What you see is that unlike with normal polls, this poll has no margin of error (but it has insignificant digits!). That’s because it’s actually not a poll at all, it’s a straw poll.
There are two key differentiating factors between the State Fair poll and a poll from, say, Gallup; the nature of the sample and weighting.
At the State Fair anybody can just walk up and take the poll. In a traditional survey every effort is made to get as random a sample as possible. And by random I mean everyone who makes up the sample frame should theoretically have as equal a chance of being a respondent as anyone else.
Additionally, even though you go to every effort to get as random a sample as possible, the final result is often a little different from the actual demographics of the sample frame. To alleviate this, pollsters will weight their samples based on immutable characteristics like age, gender and race. The State Fair poll doesn’t do any of these things.
So, the State Fair (straw) poll violates two of the most fundamental aspects of traditional public opinion polling, but just because it’s a completely unscientific survey doesn’t mean we can’t do a little bit of analysis right?
Let’s take a look at another question from the State Fair survey:
“Should voters be required to show a current, government-issued picture ID before casting their ballot?”
Undecided/No Opinion 2.8%
Now let’s look at similar questions from the last time SurveyUSA polled the state back in May:
KSTP (SurveyUSA) (5/25):
“If an amendment to the Minnesota Constitution were on the ballot, that defines marriage as between one man and one woman, would you vote…”
For the amendment 51
Against the amendment 40
Not vote on the measure 8
Not sure 2
“If an amendment to the Minnesota Constitution were on the ballot, that requires voters to present a photo ID at the polls, would you vote…”
For the amendment 76
Against the amendment 18
Not vote on the measure 4
Not sure 1
In the SurveyUSA poll the marriage amendment was at +11 and voter ID was at +58(!), a 47 point spread. In the state fair poll they were at -37 and +5, a 42 point spread.
That’s pretty close, meaning Minnesotan’s opinions on both issues likely haven’t changed much at all since May and if the State Fair poll would have done some simple weighting based on; age, gender and race they could have produced a poll with some really valuable results.
But as it is the most we can glean from it is that things probably haven’t changed much and that means it’s really close and will likely remain so until election day.
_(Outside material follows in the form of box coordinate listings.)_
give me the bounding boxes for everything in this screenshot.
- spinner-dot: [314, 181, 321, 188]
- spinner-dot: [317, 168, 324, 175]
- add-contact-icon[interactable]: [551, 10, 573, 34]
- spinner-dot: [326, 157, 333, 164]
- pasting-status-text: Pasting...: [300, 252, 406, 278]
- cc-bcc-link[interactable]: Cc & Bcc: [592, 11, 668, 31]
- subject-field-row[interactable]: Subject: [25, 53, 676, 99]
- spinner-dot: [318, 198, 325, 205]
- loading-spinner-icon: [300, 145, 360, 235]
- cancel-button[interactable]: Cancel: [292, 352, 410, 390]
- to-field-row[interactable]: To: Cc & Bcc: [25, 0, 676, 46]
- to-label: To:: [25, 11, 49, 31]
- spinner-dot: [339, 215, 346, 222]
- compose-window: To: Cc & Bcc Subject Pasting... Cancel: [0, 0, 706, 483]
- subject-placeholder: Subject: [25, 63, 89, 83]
In the introduction to this post I said that I would:
point out the uncertain nature of the outcome of that task and why organizing will be the key to winning.
Well, I did the first part above, so this part relates to that second, more important bit.
What is clear from the results of the State Fair poll is that people against the amendment came out in droves to vote against it. As E-dog pointed out in his post, both sides tried to whip votes and one side simply trounced the other.
That is how we will win on this issue in November, by organizing better then they do.